Plus — for every item sold the brand also donates to a charity that works with the cause in question. Not bad for a local boutique label.
Burberry
Who says big brands can’t turn it around and make a difference?
Originally criticized for its wasteful habits – according to its annual report in 2018, the British fashion firm acknowledged that it had burned unsold clothes, accessories and perfume worth £28.6 million (US$37 million) – Burberry has since been making tracks in sustainable practices via various initiatives linked to its Burberry Foundation and strategic collaborations with the likes of the Leather Working Group, Sustainable Fibre Alliance (SFA) and the Better Cotton Initiative (BCI).
During 2017/18 alone, several five-year partnerships have also been launched with Teach First and The Careers & Enterprise Company, the Royal College of Art, Oxfam, Pur Projet and Elvis & Kresse, helping to further several causes associated with promoting positive social, economic, or environmental change; and in 2019 the British label committed to reducing greenhouse gas emissions related to its extended supply chain by 30% by 2030, adding to its already ambitious target of becoming become carbon neutral in its own operational energy use by 2022.

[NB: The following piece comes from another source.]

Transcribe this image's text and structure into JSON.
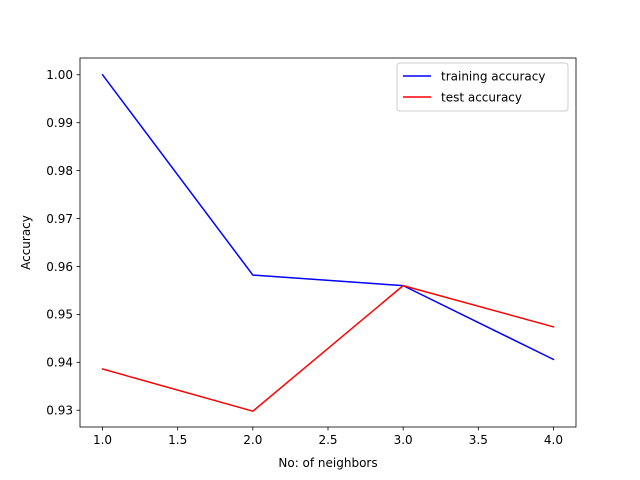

In August last year, the brand went one step further and introduced a new environmentally friendly collection crafted from ECONYL® — a sustainable nylon yarn made from regenerated fishing nets, fabric scraps and industrial plastic — with a focus on the implementation of upcycling and to promote a more circular fashion system.
Stella McCartney
Last, but certainly not least — Stella McCartney is (and probably always has been) the British queen of eco-luxe.

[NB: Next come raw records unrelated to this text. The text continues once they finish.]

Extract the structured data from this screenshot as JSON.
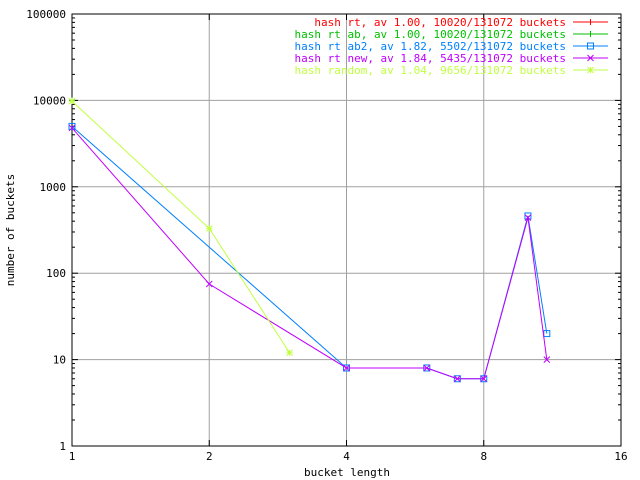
{
  "chart_data": {
    "type": "line",
    "title": "",
    "xlabel": "bucket length",
    "ylabel": "number of buckets",
    "x_scale": "log2",
    "y_scale": "log10",
    "xlim": [
      1,
      16
    ],
    "ylim": [
      1,
      100000
    ],
    "x_ticks": [
      "1",
      "2",
      "4",
      "8",
      "16"
    ],
    "y_ticks": [
      "1",
      "10",
      "100",
      "1000",
      "10000",
      "100000"
    ],
    "grid": true,
    "legend_position": "top-right",
    "series": [
      {
        "name": "hash rt, av 1.00, 10020/131072 buckets",
        "color": "#ff0000",
        "marker": "plus",
        "points": [
          [
            1,
            10000
          ]
        ]
      },
      {
        "name": "hash rt ab, av 1.00, 10020/131072 buckets",
        "color": "#00c000",
        "marker": "plus",
        "points": [
          [
            1,
            10000
          ]
        ]
      },
      {
        "name": "hash rt ab2, av 1.82, 5502/131072 buckets",
        "color": "#0080ff",
        "marker": "square",
        "points": [
          [
            1,
            5000
          ],
          [
            4,
            8
          ],
          [
            6,
            8
          ],
          [
            7,
            6
          ],
          [
            8,
            6
          ],
          [
            10,
            460
          ],
          [
            11,
            20
          ]
        ]
      },
      {
        "name": "hash rt new, av 1.84, 5435/131072 buckets",
        "color": "#c000ff",
        "marker": "x",
        "points": [
          [
            1,
            4800
          ],
          [
            2,
            75
          ],
          [
            4,
            8
          ],
          [
            6,
            8
          ],
          [
            7,
            6
          ],
          [
            8,
            6
          ],
          [
            10,
            440
          ],
          [
            11,
            10
          ]
        ]
      },
      {
        "name": "hash random, av 1.04, 9656/131072 buckets",
        "color": "#c0ff40",
        "marker": "star",
        "points": [
          [
            1,
            9800
          ],
          [
            2,
            330
          ],
          [
            3,
            12
          ]
        ]
      }
    ]
  }
}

From her innovations in fabric – for example, being completely fur-free, using ECONYL® regenerated nylon, and her tie-up with technology innovator Bolt Threads in a bid to start using an alternative to traditional silk — to her partnerships with worldwide organisations such as the UN launching a fashion industry charter for climate action — this Beatles heiress has made her name in the world for more than just her music roots.
Over the years she has inked countless partnerships with associations from Parley for the Oceans, to Wildlife Works, to Canopy and the Centre for Sustainable Fashion (CSF), and collaborated on eco-conscious collections with the likes of adidas — also teaming up with innovative sustainable company Evrnu, which uses a technology called NuCycl to purify and liquify old cotton and transform it into new material — and Kering, on eyewear where over 50% of the materials are from natural sources such as bio-acetates – making it biodegradable.

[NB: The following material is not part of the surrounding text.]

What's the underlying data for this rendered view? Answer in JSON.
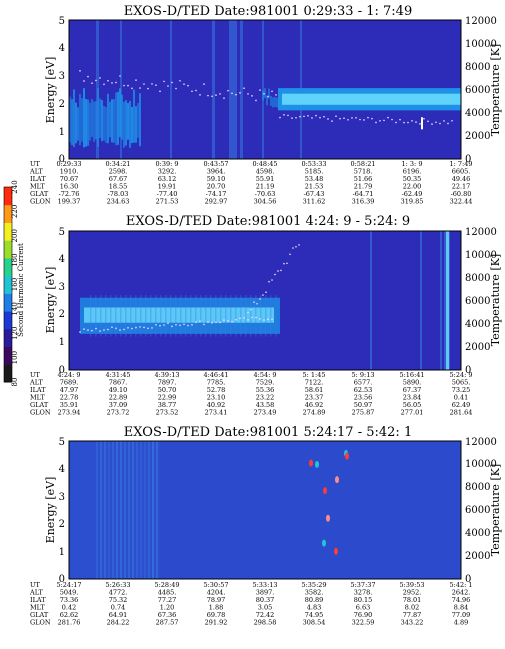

The company also tracks its impact on the environment via a decision-making tool called the Environmental Profit and Loss (EP&L) ; and in the UK, all of its stores and offices are powered by wind energy, provided by Ecotricity – a renewable energy company investing the money its customers spend on electricity into building new wind turbines — with all new stores using LED lighting (75% less energy than traditional bulbs); and all wood used for Stella McCartney stores and offices officially Forest Stewardship Council (FSC) certified.
Her latest achievement on the fashion front for the planet?
McCartney’s Summer 2020 collection — showcased at the most recent Paris Fashion Week in January — was reportedly the designer’s “most sustainable collection to date” with 75% of the collection was made from zero impact fabrics such as Econyl and recycled polyester, with the remaining fabrics mostly organic cotton or upcycled denim. The brand also recently introduced a new Koba faux fur — an alternative to existing non-degradable plastic options which is made from a corn byproduct blended with recycled polyester.
But we are sure there’s more to come.